Раскритиковав причёску тётки, которая по старой моде и по долголетней привычке уложила волосы тугими жгутами, Алиса занялась её головой, болтая обо всём, не давая тётке задумываться о тревоживших её вещах.
— Вот что, тётя. Как бы вы ни были встревожены, раз вы попали в дом лорда Бенедикта, можете быть уверены, что беды ваши миновали. Не стоит думать всё об одном и том же тяжёлом, потому что минуты бегут, а человек всё сидит печальный и не видит того радостного, что несёт ему летящая минута.
— Да, дитя, ты совершенно права. Но за всю мою жизнь не было дня, когда бы я не помнила, не любила и не благословляла двух людей: твоего отца и моего сына. И ни того, ни другого я не умела сделать счастливыми.
— Не смею спорить, тётя, о том, чего ещё не знаю по опыту, то есть о сыне. Но боюсь, что вы очень ошибаетесь, и всё счастье, главное счастье Генри именно в том и состоит, что у него были вы. Что же касается второго, то у меня до самого последнего времени только и было во всём свете три человека: отец, мать и сестра. Я их любила всем сердцем, как могла и умела… И ни одного не сделала счастливым. Это было трагедией моей жизни, раной, которая вечно кровоточила. И только здесь, подле великого друга, моего второго отца лорда Бенедикта я поняла и смысл моего страдания, и цену жизни вообще, а не только своей личной. Думаю, что лорд Бенедикт разъяснит вам всё то, что было до сих пор от вас сокрыто. И вы найдёте здесь радость в том, чтобы помочь целому кругу людей вновь сойти на землю.

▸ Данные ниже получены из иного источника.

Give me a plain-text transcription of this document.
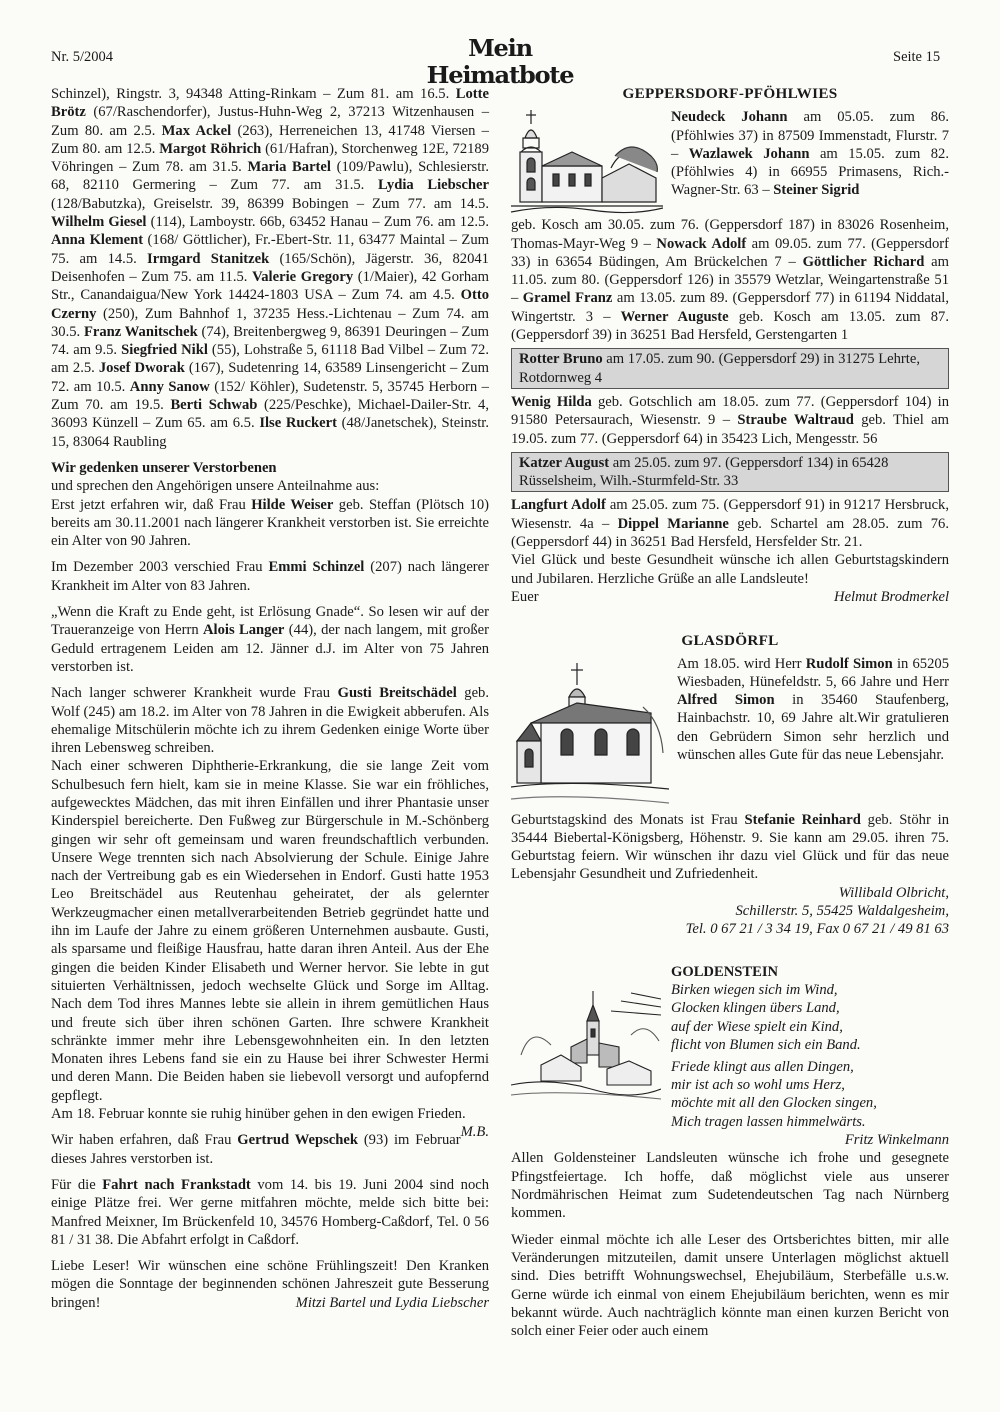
Nr. 5/2004	Mein Heimatbote
Seite 15

Schinzel), Ringstr. 3, 94348 Atting-Rinkam – Zum 81. am 16.5. Lotte Brötz (67/Raschendorfer), Justus-Huhn-Weg 2, 37213 Witzenhausen – Zum 80. am 2.5. Max Ackel (263), Herreneichen 13, 41748 Viersen – Zum 80. am 12.5. Margot Röhrich (61/Hafran), Storchenweg 12E, 72189 Vöhringen – Zum 78. am 31.5. Maria Bartel (109/Pawlu), Schlesierstr. 68, 82110 Germering – Zum 77. am 31.5. Lydia Liebscher (128/Babutzka), Greiselstr. 39, 86399 Bobingen – Zum 77. am 14.5. Wilhelm Giesel (114), Lamboystr. 66b, 63452 Hanau – Zum 76. am 12.5. Anna Klement (168/ Göttlicher), Fr.-Ebert-Str. 11, 63477 Maintal – Zum 75. am 14.5. Irmgard Stanitzek (165/Schön), Jägerstr. 36, 82041 Deisenhofen – Zum 75. am 11.5. Valerie Gregory (1/Maier), 42 Gorham Str., Canandaigua/New York 14424-1803 USA – Zum 74. am 4.5. Otto Czerny (250), Zum Bahnhof 1, 37235 Hess.-Lichtenau – Zum 74. am 30.5. Franz Wanitschek (74), Breitenbergweg 9, 86391 Deuringen – Zum 74. am 9.5. Siegfried Nikl (55), Lohstraße 5, 61118 Bad Vilbel – Zum 72. am 2.5. Josef Dworak (167), Sudetenring 14, 63589 Linsengericht – Zum 72. am 10.5. Anny Sanow (152/ Köhler), Sudetenstr. 5, 35745 Herborn – Zum 70. am 19.5. Berti Schwab (225/Peschke), Michael-Dailer-Str. 4, 36093 Künzell – Zum 65. am 6.5. Ilse Ruckert (48/Janetschek), Steinstr. 15, 83064 Raubling

Wir gedenken unserer Verstorbenen

und sprechen den Angehörigen unsere Anteilnahme aus:

Erst jetzt erfahren wir, daß Frau Hilde Weiser geb. Steffan (Plötsch 10) bereits am 30.11.2001 nach längerer Krankheit verstorben ist. Sie erreichte ein Alter von 90 Jahren.

Im Dezember 2003 verschied Frau Emmi Schinzel (207) nach längerer Krankheit im Alter von 83 Jahren.

„Wenn die Kraft zu Ende geht, ist Erlösung Gnade“. So lesen wir auf der Traueranzeige von Herrn Alois Langer (44), der nach langem, mit großer Geduld ertragenem Leiden am 12. Jänner d.J. im Alter von 75 Jahren verstorben ist.

Nach langer schwerer Krankheit wurde Frau Gusti Breitschädel geb. Wolf (245) am 18.2. im Alter von 78 Jahren in die Ewigkeit abberufen. Als ehemalige Mitschülerin möchte ich zu ihrem Gedenken einige Worte über ihren Lebensweg schreiben.

Nach einer schweren Diphtherie-Erkrankung, die sie lange Zeit vom Schulbesuch fern hielt, kam sie in meine Klasse. Sie war ein fröhliches, aufgewecktes Mädchen, das mit ihren Einfällen und ihrer Phantasie unser Kinderspiel bereicherte. Den Fußweg zur Bürgerschule in M.-Schönberg gingen wir sehr oft gemeinsam und waren freundschaftlich verbunden. Unsere Wege trennten sich nach Absolvierung der Schule. Einige Jahre nach der Vertreibung gab es ein Wiedersehen in Endorf. Gusti hatte 1953 Leo Breitschädel aus Reutenhau geheiratet, der als gelernter Werkzeugmacher einen metallverarbeitenden Betrieb gegründet hatte und ihn im Laufe der Jahre zu einem größeren Unternehmen ausbaute. Gusti, als sparsame und fleißige Hausfrau, hatte daran ihren Anteil. Aus der Ehe gingen die beiden Kinder Elisabeth und Werner hervor. Sie lebte in gut situierten Verhältnissen, jedoch wechselte Glück und Sorge im Alltag. Nach dem Tod ihres Mannes lebte sie allein in ihrem gemütlichen Haus und freute sich über ihren schönen Garten. Ihre schwere Krankheit schränkte immer mehr ihre Lebensgewohnheiten ein. In den letzten Monaten ihres Lebens fand sie ein zu Hause bei ihrer Schwester Hermi und deren Mann. Die Beiden haben sie liebevoll versorgt und aufopfernd gepflegt.

Am 18. Februar konnte sie ruhig hinüber gehen in den ewigen Frieden.
M.B.

Wir haben erfahren, daß Frau Gertrud Wepschek (93) im Februar dieses Jahres verstorben ist.

Für die Fahrt nach Frankstadt vom 14. bis 19. Juni 2004 sind noch einige Plätze frei. Wer gerne mitfahren möchte, melde sich bitte bei: Manfred Meixner, Im Brückenfeld 10, 34576 Homberg-Caßdorf, Tel. 0 56 81 / 31 38. Die Abfahrt erfolgt in Caßdorf.

Liebe Leser! Wir wünschen eine schöne Frühlingszeit! Den Kranken mögen die Sonntage der beginnenden schönen Jahreszeit gute Besserung bringen!	Mitzi Bartel und Lydia Liebscher

GEPPERSDORF-PFÖHLWIES

Neudeck Johann am 05.05. zum 86. (Pföhlwies 37) in 87509 Immenstadt, Flurstr. 7 – Wazlawek Johann am 15.05. zum 82. (Pföhlwies 4) in 66955 Primasens, Rich.-Wagner-Str. 63 – Steiner Sigrid

geb. Kosch am 30.05. zum 76. (Geppersdorf 187) in 83026 Rosenheim, Thomas-Mayr-Weg 9 – Nowack Adolf am 09.05. zum 77. (Geppersdorf 33) in 63654 Büdingen, Am Brückelchen 7 – Göttlicher Richard am 11.05. zum 80. (Geppersdorf 126) in 35579 Wetzlar, Weingartenstraße 51 – Gramel Franz am 13.05. zum 89. (Geppersdorf 77) in 61194 Niddatal, Wingertstr. 3 – Werner Auguste geb. Kosch am 13.05. zum 87. (Geppersdorf 39) in 36251 Bad Hersfeld, Gerstengarten 1

Rotter Bruno am 17.05. zum 90. (Geppersdorf 29) in 31275 Lehrte, Rotdornweg 4

Wenig Hilda geb. Gotschlich am 18.05. zum 77. (Geppersdorf 104) in 91580 Petersaurach, Wiesenstr. 9 – Straube Waltraud geb. Thiel am 19.05. zum 77. (Geppersdorf 64) in 35423 Lich, Mengesstr. 56

Katzer August am 25.05. zum 97. (Geppersdorf 134) in 65428 Rüsselsheim, Wilh.-Sturmfeld-Str. 33

Langfurt Adolf am 25.05. zum 75. (Geppersdorf 91) in 91217 Hersbruck, Wiesenstr. 4a – Dippel Marianne geb. Schartel am 28.05. zum 76. (Geppersdorf 44) in 36251 Bad Hersfeld, Hersfelder Str. 21.

Viel Glück und beste Gesundheit wünsche ich allen Geburtstagskindern und Jubilaren. Herzliche Grüße an alle Landsleute!

Euer	Helmut Brodmerkel
GLASDÖRFL

Am 18.05. wird Herr Rudolf Simon in 65205 Wiesbaden, Hünefeldstr. 5, 66 Jahre und Herr Alfred Simon in 35460 Staufenberg, Hainbachstr. 10, 69 Jahre alt.Wir gratulieren den Gebrüdern Simon sehr herzlich und wünschen alles Gute für das neue Lebensjahr.

Geburtstagskind des Monats ist Frau Stefanie Reinhard geb. Stöhr in 35444 Biebertal-Königsberg, Höhenstr. 9. Sie kann am 29.05. ihren 75. Geburtstag feiern. Wir wünschen ihr dazu viel Glück und für das neue Lebensjahr Gesundheit und Zufriedenheit.

Willibald Olbricht,
Schillerstr. 5, 55425 Waldalgesheim,
Tel. 0 67 21 / 3 34 19, Fax 0 67 21 / 49 81 63
GOLDENSTEIN
Birken wiegen sich im Wind,
Glocken klingen übers Land,
auf der Wiese spielt ein Kind,
flicht von Blumen sich ein Band.
Friede klingt aus allen Dingen,
mir ist ach so wohl ums Herz,
möchte mit all den Glocken singen,
Mich tragen lassen himmelwärts.
Fritz Winkelmann

Allen Goldensteiner Landsleuten wünsche ich frohe und gesegnete Pfingstfeiertage. Ich hoffe, daß möglichst viele aus unserer Nordmährischen Heimat zum Sudetendeutschen Tag nach Nürnberg kommen.

Wieder einmal möchte ich alle Leser des Ortsberichtes bitten, mir alle Veränderungen mitzuteilen, damit unsere Unterlagen möglichst aktuell sind. Dies betrifft Wohnungswechsel, Ehejubiläum, Sterbefälle u.s.w. Gerne würde ich einmal von einem Ehejubiläum berichten, wenn es mir bekannt würde. Auch nachträglich könnte man einen kurzen Bericht von solch einer Feier oder auch einem
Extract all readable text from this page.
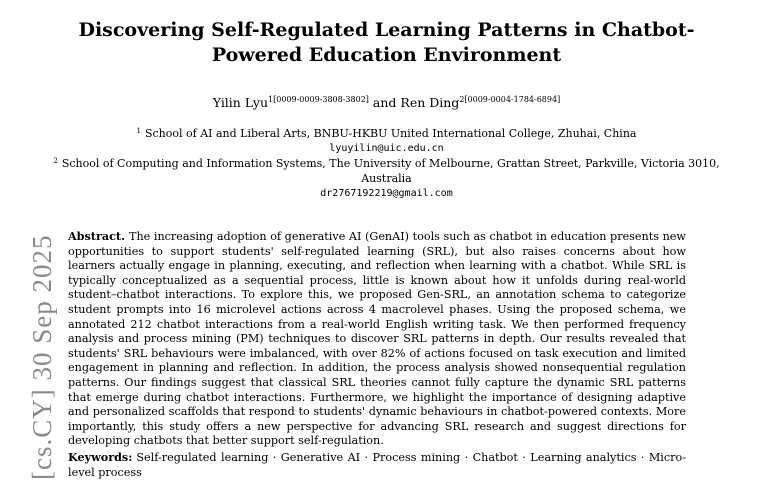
Discovering Self-Regulated Learning Patterns in Chatbot-Powered Education Environment
Yilin Lyu$^{1[0009-0009-3808-3802]}$ and Ren Ding$^{2[0009-0004-1784-6894]}$
$^1$ School of AI and Liberal Arts, BNBU-HKBU United International College, Zhuhai, China
lyuyilin@uic.edu.cn
$^2$ School of Computing and Information Systems, The University of Melbourne, Grattan Street, Parkville, Victoria 3010, Australia
dr2767192219@gmail.com
Abstract. The increasing adoption of generative AI (GenAI) tools such as chatbot in education presents new opportunities to support students' self-regulated learning (SRL), but also raises concerns about how learners actually engage in planning, executing, and reflection when learning with a chatbot. While SRL is typically conceptualized as a sequential process, little is known about how it unfolds during real-world student–chatbot interactions. To explore this, we proposed Gen-SRL, an annotation schema to categorize student prompts into 16 microlevel actions across 4 macrolevel phases. Using the proposed schema, we annotated 212 chatbot interactions from a real-world English writing task. We then performed frequency analysis and process mining (PM) techniques to discover SRL patterns in depth. Our results revealed that students' SRL behaviours were imbalanced, with over 82% of actions focused on task execution and limited engagement in planning and reflection. In addition, the process analysis showed nonsequential regulation patterns. Our findings suggest that classical SRL theories cannot fully capture the dynamic SRL patterns that emerge during chatbot interactions. Furthermore, we highlight the importance of designing adaptive and personalized scaffolds that respond to students' dynamic behaviours in chatbot-powered contexts. More importantly, this study offers a new perspective for advancing SRL research and suggest directions for developing chatbots that better support self-regulation.
Keywords: Self-regulated learning · Generative AI · Process mining · Chatbot · Learning analytics · Micro-level process
[cs.CY] 30 Sep 2025
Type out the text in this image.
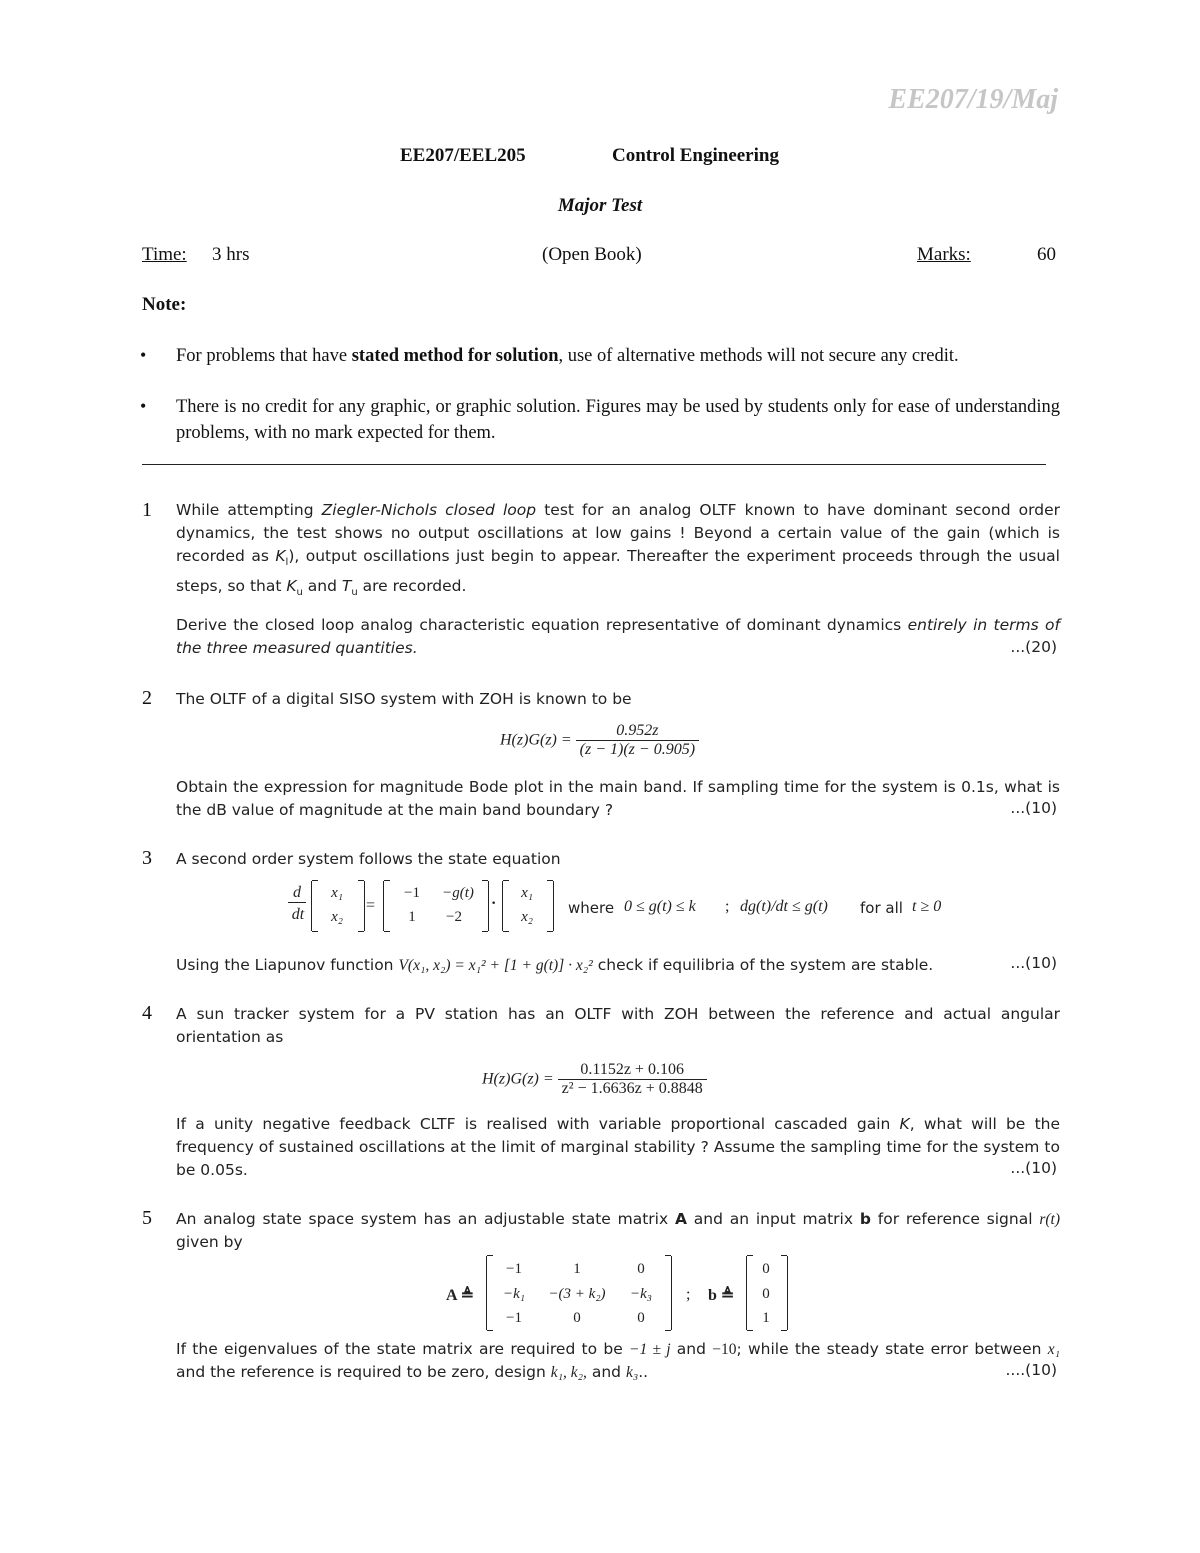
EE207/19/Maj
EE207/EEL205	Control Engineering
Major Test
Time: 3 hrs	(Open Book)	Marks:	60
Note:
• For problems that have stated method for solution, use of alternative methods will not secure any credit.
• There is no credit for any graphic, or graphic solution. Figures may be used by students only for ease of understanding problems, with no mark expected for them.
1 While attempting Ziegler-Nichols closed loop test for an analog OLTF known to have dominant second order dynamics, the test shows no output oscillations at low gains ! Beyond a certain value of the gain (which is recorded as $K_l$), output oscillations just begin to appear. Thereafter the experiment proceeds through the usual steps, so that $K_u$ and $T_u$ are recorded.
Derive the closed loop analog characteristic equation representative of dominant dynamics entirely in terms of the three measured quantities.	...(20)
2 The OLTF of a digital SISO system with ZOH is known to be
$H(z)G(z) = \frac{0.952z}{(z - 1)(z - 0.905)}$
Obtain the expression for magnitude Bode plot in the main band. If sampling time for the system is 0.1s, what is the dB value of magnitude at the main band boundary ?	...(10)
3 A second order system follows the state equation
d
dt
x₁
x₂
=
−1	−g(t)
1	−2
·
x₁
x₂	where 0 ≤ g(t) ≤ k ; dg(t)/dt ≤ g(t) for all t ≥ 0
Using the Liapunov function V(x₁, x₂) = x₁² + [1 + g(t)] · x₂² check if equilibria of the system are stable.	...(10)
4 A sun tracker system for a PV station has an OLTF with ZOH between the reference and actual angular orientation as
$H(z)G(z) = \frac{0.1152z + 0.106}{\text{z² − 1.6636z + 0.8848}}$
If a unity negative feedback CLTF is realised with variable proportional cascaded gain K, what will be the frequency of sustained oscillations at the limit of marginal stability ? Assume the sampling time for the system to be 0.05s.	...(10)
5 An analog state space system has an adjustable state matrix A and an input matrix b for reference signal r(t) given by
A ≜
−1	1	0
−k₁	−(3 + k₂)	−k₃
−1	0	0
; b ≜
0
0
1
If the eigenvalues of the state matrix are required to be −1 ± j and −10; while the steady state error between x₁ and the reference is required to be zero, design k₁, k₂, and k₃..	....(10)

Леди Цецилия, тронутая любовью, звучавшей в словах племянницы, далеко не всё поняла, о чём та говорила, но вопросы задать не пришлось, так как в дверь стучал Генри, нетерпеливо требуя, чтобы его впустили. После многих восторгов по поводу нового внешнего облика матери, бесконечного удивления сходством её с Алисой Генри всё не мог понять, почему он сразу же этого не увидел. Все трое спустились вниз, и леди Ретедли познакомилась с остальными членами семьи, которых не могла видеть вчера из-за своего недомогания. Красота Наль произвела на неё такое сильное впечатление, что она даже оробела. — Я вижу, леди Ретедли, моя красотка-дочь пленила вас. — Да, лорд Бенедикт. Должна признаться, что не только красота вашей дочери, но и что-то ещё в ней, в вас, да, пожалуй, и в муже вашей дочери, и в Алисе меня пленяет и страшит. Мне всё кажутся, что я недостойна вашего общества, — краснея до волос, сказала леди Цецилия. — Быть может, это результат моего слишком долгого одиночества, слишком давней привычки скрываться. Я, вероятно, отвыкла от людей. Хотя, — прибавила она, смеясь и ласково глядя на хмурившегося Сандру и добрейшего Амедея, — вот юного вашего друга, как он ни строго на меня смотрит, и лорда Мильдрея я вовсе не боюсь.